The goal of intervention optimization is to develop and advance interventions that are not only effective, but also ready to be implemented because they are affordable, scalable, and efficient. The methodology is being proposed as a systematic empirical process.
Describing DAIVE as “a major methodological innovation in intervention optimization,” Dr. Gwadz highlighted the new possibilities that it opens up for optimizing interventions for effectiveness on multiple valued outcomes. “In the past, optimization trials could use information from only one outcome variable for decision-making about the optimized intervention. Sometimes interventions are actually meant to intervene on multiple outcomes simultaneously--and in those cases using only one outcome for decision-making can mean that useful information is lost."
Titled, “Using decision analysis for intervention value efficiency to select optimized interventions in the multiphase optimization strategy,” the paper describes how the authors applied DAIVE to select optimized interventions based on data from an optimization trial funded by the National Institute on Drug Abuse called Heart to Heart 2 (HTH2).

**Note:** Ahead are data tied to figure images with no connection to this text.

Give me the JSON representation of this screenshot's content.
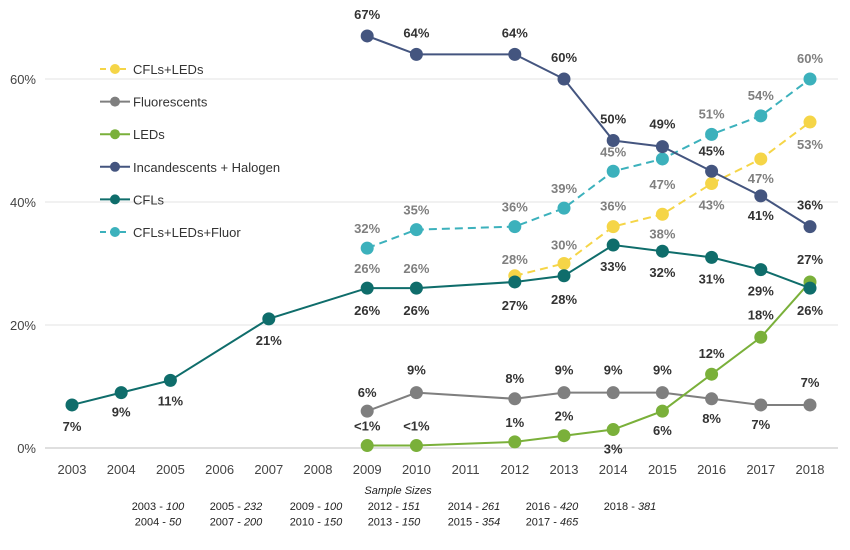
{
  "chart_data": {
    "type": "line",
    "title": "",
    "xlabel": "",
    "ylabel": "",
    "x": [
      2003,
      2004,
      2005,
      2006,
      2007,
      2008,
      2009,
      2010,
      2011,
      2012,
      2013,
      2014,
      2015,
      2016,
      2017,
      2018
    ],
    "x_tick_labels": [
      "2003",
      "2004",
      "2005",
      "2006",
      "2007",
      "2008",
      "2009",
      "2010",
      "2011",
      "2012",
      "2013",
      "2014",
      "2015",
      "2016",
      "2017",
      "2018"
    ],
    "ylim": [
      0,
      70
    ],
    "y_ticks": [
      0,
      20,
      40,
      60
    ],
    "y_tick_labels": [
      "0%",
      "20%",
      "40%",
      "60%"
    ],
    "grid": "horizontal",
    "legend_position": "top-left",
    "series": [
      {
        "name": "CFLs+LEDs",
        "color": "#f5d547",
        "style": "dashed",
        "x": [
          2012,
          2013,
          2014,
          2015,
          2016,
          2017,
          2018
        ],
        "values": [
          28,
          30,
          36,
          38,
          43,
          47,
          53
        ],
        "labels": [
          "28%",
          "30%",
          "36%",
          "38%",
          "43%",
          "47%",
          "53%"
        ]
      },
      {
        "name": "Fluorescents",
        "color": "#7f7f7f",
        "style": "solid",
        "x": [
          2009,
          2010,
          2012,
          2013,
          2014,
          2015,
          2016,
          2017,
          2018
        ],
        "values": [
          6,
          9,
          8,
          9,
          9,
          9,
          8,
          7,
          7
        ],
        "labels": [
          "6%",
          "9%",
          "8%",
          "9%",
          "9%",
          "9%",
          "8%",
          "7%",
          "7%"
        ]
      },
      {
        "name": "LEDs",
        "color": "#7ab03a",
        "style": "solid",
        "x": [
          2009,
          2010,
          2012,
          2013,
          2014,
          2015,
          2016,
          2017,
          2018
        ],
        "values": [
          0.4,
          0.4,
          1,
          2,
          3,
          6,
          12,
          18,
          27
        ],
        "labels": [
          "<1%",
          "<1%",
          "1%",
          "2%",
          "3%",
          "6%",
          "12%",
          "18%",
          "27%"
        ]
      },
      {
        "name": "Incandescents + Halogen",
        "color": "#44557f",
        "style": "solid",
        "x": [
          2009,
          2010,
          2012,
          2013,
          2014,
          2015,
          2016,
          2017,
          2018
        ],
        "values": [
          67,
          64,
          64,
          60,
          50,
          49,
          45,
          41,
          36
        ],
        "labels": [
          "67%",
          "64%",
          "64%",
          "60%",
          "50%",
          "49%",
          "45%",
          "41%",
          "36%"
        ]
      },
      {
        "name": "CFLs",
        "color": "#0f6d6b",
        "style": "solid",
        "x": [
          2003,
          2004,
          2005,
          2007,
          2009,
          2010,
          2012,
          2013,
          2014,
          2015,
          2016,
          2017,
          2018
        ],
        "values": [
          7,
          9,
          11,
          21,
          26,
          26,
          27,
          28,
          33,
          32,
          31,
          29,
          26
        ],
        "labels": [
          "7%",
          "9%",
          "11%",
          "21%",
          "26%",
          "26%",
          "27%",
          "28%",
          "33%",
          "32%",
          "31%",
          "29%",
          "26%"
        ]
      },
      {
        "name": "CFLs+LEDs+Fluor",
        "color": "#3cb1bc",
        "style": "dashed",
        "x": [
          2009,
          2010,
          2012,
          2013,
          2014,
          2015,
          2016,
          2017,
          2018
        ],
        "values": [
          32.5,
          35.5,
          36,
          39,
          45,
          47,
          51,
          54,
          60
        ],
        "labels": [
          "32%",
          "35%",
          "36%",
          "39%",
          "45%",
          "47%",
          "51%",
          "54%",
          "60%"
        ]
      }
    ],
    "gray_labels": [
      {
        "year": 2009,
        "text": "26%"
      },
      {
        "year": 2010,
        "text": "26%"
      }
    ],
    "sample_sizes": {
      "title": "Sample Sizes",
      "entries": [
        "2003 - 100",
        "2004 - 50",
        "2005 - 232",
        "2007 - 200",
        "2009 - 100",
        "2010 - 150",
        "2012 - 151",
        "2013 - 150",
        "2014 - 261",
        "2015 - 354",
        "2016 - 420",
        "2017 - 465",
        "2018 - 381"
      ]
    }
  }
}
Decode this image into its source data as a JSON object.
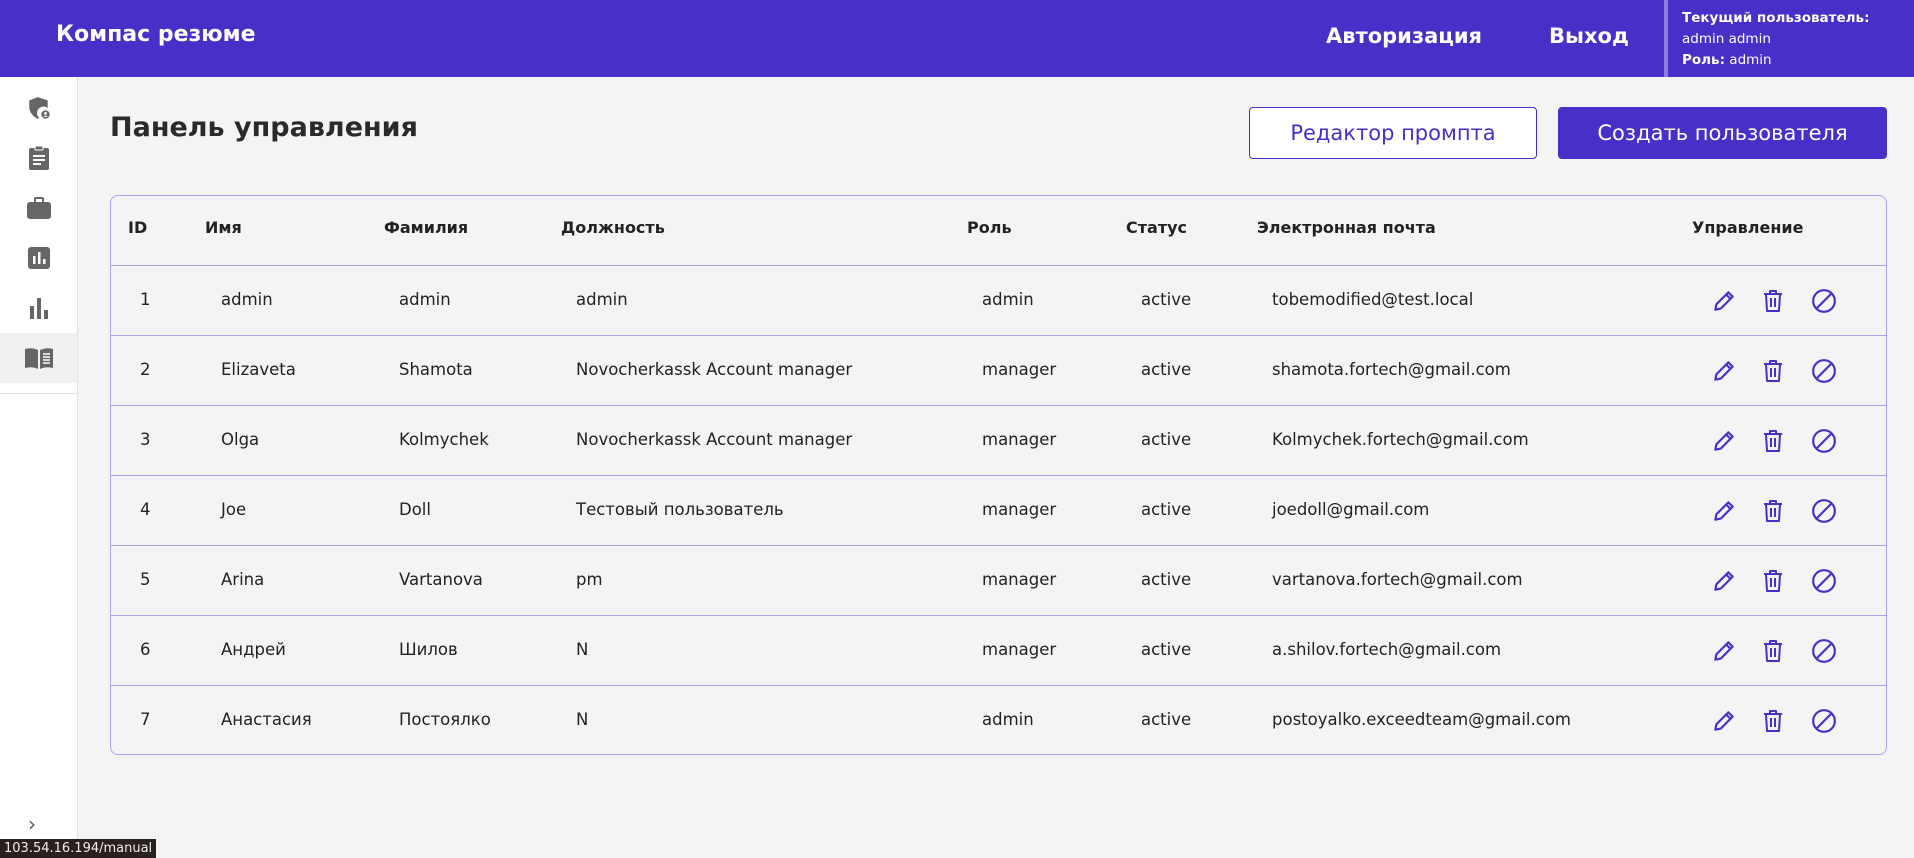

HTH2 was led by Dr. Gwadz and additional co-author Dr. Linda M. Collins, Professor at GPH. It sought to optimize a multi-component HIV care continuum intervention that would successfully improve important health outcomes for Black and Latino individuals living with HIV who experience serious barriers to engaging along the HIV care continuum, and who do not therefore evidence HIV viral suppression, all while remaining affordable and efficient.
Dr. Collins, who serves as Director of the Center for Advancement and Dissemination of Intervention Optimization (cadio) at GPH, highlighted the study’s additional innovation in methods for strategically balancing effectiveness and cost. “It’s the first article to introduce the concept of ‘value efficiency’ in selecting optimized interventions, offering a huge step forward toward arriving at interventions that are both effective and efficient in their use of the available resources.”
Applying DAIVE to data from the HTH2 study identified value-efficient versions of the HIV care continuum intervention, a major contribution to continued optimization and eventual implementation of an optimized HIV care continuum intervention in clinical settings. Lead author Dr. Strayhorn notes that DAIVE can be applied in optimization trials widely to accommodate a variety of objectives. “We are excited about DAIVE’s versatility and—we hope—ease of use.”
In addition to Drs. Strayhorn, Gwadz, and Collins, co-authors are Dr. Charles M. Cleland, Associate Professor, NYU Grossman School of Medicine; Dr. David J. Vanness, Professor, Pennsylvania State University College of Health and Human Development; and Dr. Leo Wilton, Professor, Department of Human Development, Binghamton University.